UnityPoint will first be offered to its patients covered by the CMS accountable care organization models but VanOosten said they have been talking with payers about bundling episodes. 

“I certainly see it growing with our commercial payers and our Medicare Advantage plan,” she said. “People just do so much better, our hospital-at-home metrics back it up completely. They do better in their quality metrics and patient satisfaction metrics.”

UnityPoint’s hospital-at-home program has decreased 30-day emergency department (ED) visit escalation from 27% to 6%, averted ​​$904,000 in ED/hospitalization costs and has improved the 30-day hospital admit escalation from 22% to 12.6%.

However, one problem UnityPoint saw when it was first starting its hospital-at-home program was the number of hospitals and health systems that saw it as a threat. Likewise, SNFs aren’t interested in emptying their facilities in favor of at-home care.  

“It’s definitely not a threat,” VanOosten said. “Either there’s already not enough capacity or not enough caregivers in both settings. We’re not taking a large volume of patients, we’re only taking those that we feel like we can do well at home.” 
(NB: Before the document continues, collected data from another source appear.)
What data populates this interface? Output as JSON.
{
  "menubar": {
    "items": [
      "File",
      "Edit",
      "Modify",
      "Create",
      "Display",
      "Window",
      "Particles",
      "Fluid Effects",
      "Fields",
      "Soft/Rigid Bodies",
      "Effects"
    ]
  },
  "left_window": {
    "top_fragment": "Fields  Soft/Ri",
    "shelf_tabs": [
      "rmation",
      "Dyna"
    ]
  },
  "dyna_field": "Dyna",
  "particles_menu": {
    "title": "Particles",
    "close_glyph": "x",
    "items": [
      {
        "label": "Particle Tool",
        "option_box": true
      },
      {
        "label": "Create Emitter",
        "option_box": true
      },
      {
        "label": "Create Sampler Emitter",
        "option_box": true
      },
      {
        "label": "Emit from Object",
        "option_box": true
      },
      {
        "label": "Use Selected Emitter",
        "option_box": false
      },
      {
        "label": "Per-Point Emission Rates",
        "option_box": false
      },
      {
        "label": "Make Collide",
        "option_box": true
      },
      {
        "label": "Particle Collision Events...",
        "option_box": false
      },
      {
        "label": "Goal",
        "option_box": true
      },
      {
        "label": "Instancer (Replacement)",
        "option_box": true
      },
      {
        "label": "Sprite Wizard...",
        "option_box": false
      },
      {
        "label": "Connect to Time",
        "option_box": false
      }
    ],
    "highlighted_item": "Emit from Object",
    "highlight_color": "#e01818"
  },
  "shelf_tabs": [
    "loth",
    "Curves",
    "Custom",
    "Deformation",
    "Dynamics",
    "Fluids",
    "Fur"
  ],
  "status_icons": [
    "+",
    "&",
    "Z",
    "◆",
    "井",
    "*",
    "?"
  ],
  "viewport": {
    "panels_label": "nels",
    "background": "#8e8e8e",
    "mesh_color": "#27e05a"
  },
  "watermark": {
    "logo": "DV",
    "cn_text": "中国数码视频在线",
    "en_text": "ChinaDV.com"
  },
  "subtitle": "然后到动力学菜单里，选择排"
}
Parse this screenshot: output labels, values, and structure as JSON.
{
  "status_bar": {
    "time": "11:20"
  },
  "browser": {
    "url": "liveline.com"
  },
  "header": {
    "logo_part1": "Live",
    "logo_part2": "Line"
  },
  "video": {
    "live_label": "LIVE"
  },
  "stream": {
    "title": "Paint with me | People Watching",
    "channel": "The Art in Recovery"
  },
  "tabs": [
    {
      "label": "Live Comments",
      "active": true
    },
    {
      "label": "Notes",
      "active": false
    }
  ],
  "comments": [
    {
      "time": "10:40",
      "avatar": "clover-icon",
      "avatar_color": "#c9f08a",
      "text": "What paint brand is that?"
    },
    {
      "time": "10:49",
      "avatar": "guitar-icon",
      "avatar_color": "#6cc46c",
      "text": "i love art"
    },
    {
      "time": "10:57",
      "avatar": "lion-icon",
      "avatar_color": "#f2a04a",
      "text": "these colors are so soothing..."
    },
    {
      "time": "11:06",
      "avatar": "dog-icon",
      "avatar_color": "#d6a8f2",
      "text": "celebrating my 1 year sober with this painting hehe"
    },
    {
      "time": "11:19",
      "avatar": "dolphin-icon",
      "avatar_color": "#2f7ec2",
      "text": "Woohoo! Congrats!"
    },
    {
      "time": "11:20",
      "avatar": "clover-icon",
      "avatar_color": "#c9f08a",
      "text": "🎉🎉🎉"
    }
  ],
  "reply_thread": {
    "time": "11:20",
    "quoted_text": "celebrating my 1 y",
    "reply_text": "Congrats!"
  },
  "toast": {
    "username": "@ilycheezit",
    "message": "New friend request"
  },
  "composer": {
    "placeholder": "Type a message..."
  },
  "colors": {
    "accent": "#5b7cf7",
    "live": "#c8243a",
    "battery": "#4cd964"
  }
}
There’s three buckets of patients that go to SNFs, she explained. The first is high acuity patients that require 24/7 care. The second is patients that could have done alright at home but for some reason ended up in a SNF. 

“We’re looking at the third bucket. The group of individuals that have a higher acuity need but has caregiver support to rehab the patient safely in their home,” she said. “We’re talking about less than 20% of the patients.”